ASTEROID ALERT: NF23 – bigger than St Paul’s Cathedral – whizzes this close past Earth

Asteroid 2016 NF23 is currently zooming past Earth at 20,000 miles per hour, or or more than 300 miles per minute – some fifteen times faster than the Concorde.

Space boffins at NASA say that the mega rock is is up to 160 metres wide – much bigger than London’s St Paul’s Cathedral which stands at 111 metres.

Asteroid 2016 will zoom past Earth at a distance of around three million miles – close enough for it to be described as a “near-Earth object” (NEO).

Anything that comes closer than 4,650,000 miles of Earth is classified by NASA as a NEO.
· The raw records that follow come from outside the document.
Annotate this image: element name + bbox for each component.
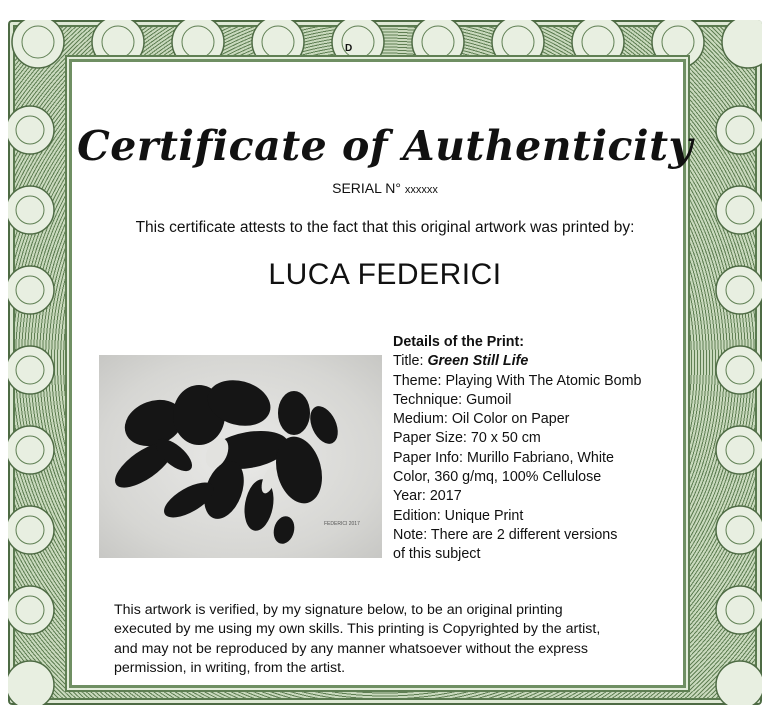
detail-edition-label: Edition:: [393, 507, 441, 524]
detail-medium: [393, 410, 693, 429]
artist-name: LUCA FEDERICI: [268, 258, 502, 291]
serial-value: xxxxxx: [404, 184, 438, 196]
detail-technique: [393, 391, 693, 410]
corner-mark: D: [345, 43, 353, 54]
artwork-brushstrokes: [99, 355, 382, 558]
detail-edition: [393, 507, 693, 526]
attestation-text: This certificate attests to the fact that this original artwork was printed by:: [135, 219, 635, 236]
print-details: [393, 333, 693, 565]
detail-medium-value: Oil Color on Paper: [451, 411, 570, 428]
detail-title: [393, 352, 693, 371]
detail-technique-label: Technique:: [393, 391, 463, 408]
statement-line-3: and may not be reproduced by any manner whatsoever without the express: [114, 640, 588, 657]
detail-title-label: Title:: [393, 353, 424, 370]
detail-paper-size: [393, 429, 693, 448]
detail-paper-size-value: 70 x 50 cm: [470, 430, 541, 447]
statement-line-4: permission, in writing, from the artist.: [114, 659, 346, 676]
artwork-signature: FEDERICI 2017: [324, 521, 360, 527]
detail-edition-value: Unique Print: [444, 507, 524, 524]
detail-paper-info-label: Paper Info:: [393, 449, 463, 466]
detail-technique-value: Gumoil: [466, 391, 512, 408]
statement-line-1: This artwork is verified, by my signature below, to be an original printing: [114, 602, 563, 618]
verification-statement: [114, 601, 684, 678]
detail-paper-info-value-1: Murillo Fabriano, White: [466, 449, 614, 466]
detail-medium-label: Medium:: [393, 411, 448, 428]
detail-theme-value: Playing With The Atomic Bomb: [445, 372, 642, 389]
detail-year-label: Year:: [393, 488, 426, 505]
detail-note-value-2: of this subject: [393, 546, 481, 563]
detail-note: [393, 526, 693, 545]
detail-paper-info: [393, 449, 693, 468]
detail-year-value: 2017: [429, 488, 462, 505]
detail-paper-info-value-2: Color, 360 g/mq, 100% Cellulose: [393, 469, 602, 486]
detail-note-label: Note:: [393, 526, 428, 543]
detail-note-value-1: There are 2 different versions: [430, 526, 618, 543]
detail-year: [393, 487, 693, 506]
serial-label: SERIAL N°: [332, 180, 401, 196]
serial-number: [0, 180, 770, 196]
detail-theme-label: Theme:: [393, 372, 442, 389]
detail-title-value: Green Still Life: [427, 353, 529, 370]
detail-paper-size-label: Paper Size:: [393, 430, 467, 447]
statement-line-2: executed by me using my own skills. This printing is Copyrighted by the artist,: [114, 621, 601, 638]
details-heading: Details of the Print:: [393, 334, 525, 350]
certificate-title: Certificate of Authenticity: [77, 122, 693, 170]
artwork-image: [99, 355, 382, 558]
detail-theme: [393, 372, 693, 391]
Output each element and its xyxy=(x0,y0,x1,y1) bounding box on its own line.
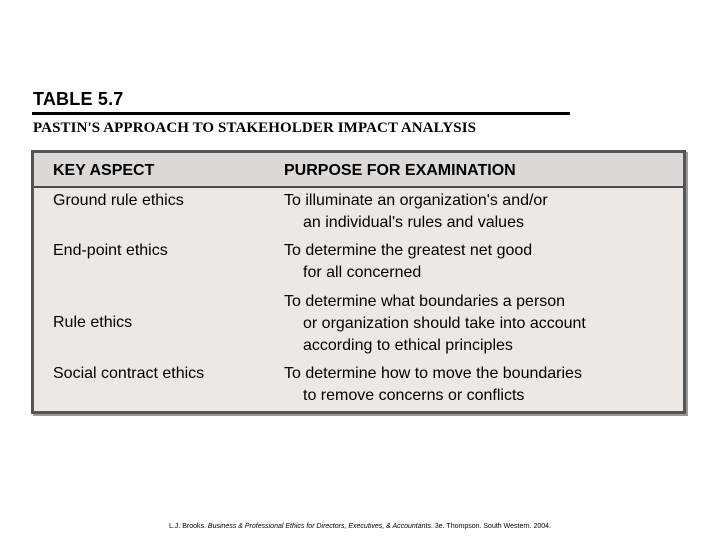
row-2-aspect: End-point ethics xyxy=(53,242,168,259)
row-2-purpose xyxy=(284,240,532,284)
row-3-purpose xyxy=(284,291,586,357)
table-number: TABLE 5.7 xyxy=(33,89,124,109)
row-4-purpose-line-1: To determine how to move the boundaries xyxy=(284,365,582,382)
row-1-purpose xyxy=(284,190,548,234)
row-1-aspect: Ground rule ethics xyxy=(53,192,184,209)
header-purpose: PURPOSE FOR EXAMINATION xyxy=(284,162,516,179)
row-4-aspect: Social contract ethics xyxy=(53,365,205,382)
row-4-purpose-line-2: to remove concerns or conflicts xyxy=(303,387,525,404)
source-credit xyxy=(0,523,720,530)
table-header-row xyxy=(34,153,683,188)
row-2-purpose-line-1: To determine the greatest net good xyxy=(284,242,533,259)
row-1-purpose-line-1: To illuminate an organization's and/or xyxy=(284,192,548,209)
credit-book-title: Business & Professional Ethics for Directors, Executives, & Accountants xyxy=(207,523,431,530)
row-1-purpose-line-2: an individual's rules and values xyxy=(303,214,524,231)
row-3-aspect: Rule ethics xyxy=(53,314,133,331)
credit-publication: . 3e. Thompson. South Western. 2004. xyxy=(430,523,551,530)
row-3-purpose-line-1: To determine what boundaries a person xyxy=(284,293,566,310)
row-3-purpose-line-3: according to ethical principles xyxy=(303,337,513,354)
table-title: PASTIN'S APPROACH TO STAKEHOLDER IMPACT ANALYSIS xyxy=(33,120,477,136)
row-2-purpose-line-2: for all concerned xyxy=(303,264,422,281)
stakeholder-table xyxy=(31,150,686,414)
credit-author: L.J. Brooks. xyxy=(169,523,208,530)
header-key-aspect: KEY ASPECT xyxy=(53,162,155,179)
title-rule xyxy=(32,112,570,115)
row-4-purpose xyxy=(284,363,582,407)
row-3-purpose-line-2: or organization should take into account xyxy=(303,315,586,332)
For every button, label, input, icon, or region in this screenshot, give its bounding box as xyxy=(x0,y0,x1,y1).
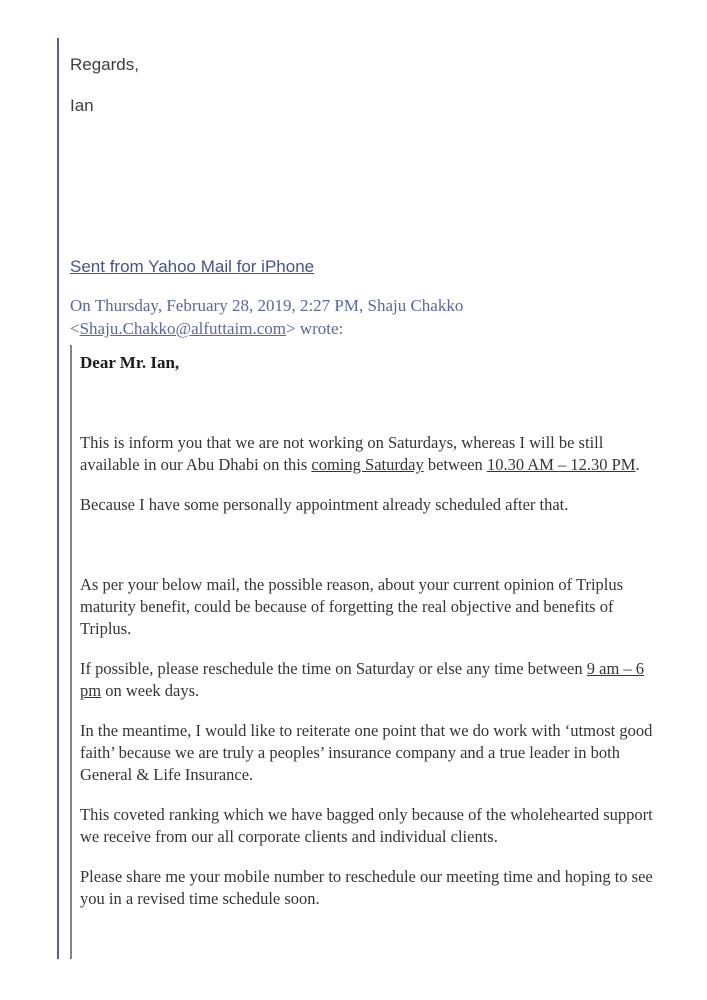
paragraph-line: Because I have some personally appointment already scheduled after that. xyxy=(80,495,569,514)
quoted-paragraphs xyxy=(80,432,707,910)
paragraph-line: we receive from our all corporate clients and individual clients. xyxy=(80,827,498,846)
outer-quote-block xyxy=(57,38,707,959)
quoted-paragraph xyxy=(80,494,707,516)
inner-quote-block xyxy=(70,345,707,959)
paragraph-line: faith’ because we are truly a peoples’ insurance company and a true leader in both xyxy=(80,743,620,762)
attribution xyxy=(70,294,670,340)
quoted-paragraph xyxy=(80,574,707,640)
paragraph-line: pm on week days. xyxy=(80,681,200,700)
paragraph-line: available in our Abu Dhabi on this coming Saturday between 10.30 AM – 12.30 PM. xyxy=(80,455,640,474)
attribution-line2 xyxy=(70,317,670,340)
paragraph-line: maturity benefit, could be because of forgetting the real objective and benefits of xyxy=(80,597,614,616)
yahoo-mail-footer-link[interactable]: Sent from Yahoo Mail for iPhone xyxy=(70,257,315,276)
quoted-paragraph xyxy=(80,866,707,910)
salutation: Dear Mr. Ian, xyxy=(80,353,180,372)
paragraph-line: As per your below mail, the possible reason, about your current opinion of Triplus xyxy=(80,575,624,594)
paragraph-line: Triplus. xyxy=(80,619,132,638)
paragraph-line: If possible, please reschedule the time on Saturday or else any time between 9 am – 6 xyxy=(80,659,645,678)
attribution-line1: On Thursday, February 28, 2019, 2:27 PM, Shaju Chakko xyxy=(70,296,464,315)
sender-email-link[interactable]: Shaju.Chakko@alfuttaim.com xyxy=(79,319,286,338)
signature-block xyxy=(70,38,707,116)
paragraph-line: Please share me your mobile number to reschedule our meeting time and hoping to see xyxy=(80,867,653,886)
attribution-wrote: > wrote: xyxy=(286,319,344,338)
quoted-paragraph xyxy=(80,804,707,848)
signature-closing: Regards, xyxy=(70,55,139,74)
quoted-paragraph xyxy=(80,720,707,786)
paragraph-line: you in a revised time schedule soon. xyxy=(80,889,320,908)
quoted-paragraph xyxy=(80,432,707,476)
paragraph-line: General & Life Insurance. xyxy=(80,765,254,784)
paragraph-line: In the meantime, I would like to reiterate one point that we do work with ‘utmost good xyxy=(80,721,653,740)
quoted-paragraph xyxy=(80,658,707,702)
angle-bracket-open: < xyxy=(70,319,80,338)
paragraph-line: This coveted ranking which we have bagged only because of the wholehearted support xyxy=(80,805,653,824)
signature-name: Ian xyxy=(70,96,94,115)
paragraph-line: This is inform you that we are not working on Saturdays, whereas I will be still xyxy=(80,433,604,452)
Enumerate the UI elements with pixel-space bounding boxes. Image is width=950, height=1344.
NASA planetary defence officer Lindley Johnson said: “There is absolutely nothing for concern by this pass of 2016 NF23.

“This object is merely designated a potentially hazardous asteroid (PHA) because its orbit over time brings it within eight million kilometres of Earth’s orbit, but there is nothing hazardous to Earth or even unique about this pass of the asteroid.”

Also expected within the next week is the 1998 SD9 asteroid, which will fly past around four times further away than the moon.

The 1998 SD9 is between 38m and 86m wide and is estimated to travel at a speed of 10.7km per second.

NASA has been watching the rock since it was first discovered in 1998 — is the suggestively-named ‘1998 SD9’.

The 1998 SD9 is expected to make a much closer pass at us from 4 lunar distances away, but no specific date has been calculated by Nasa who can only say it will pass within the next week.

According to Purdue University’s Impact Earth tool it would make a crater a kilometre across and 300m deep.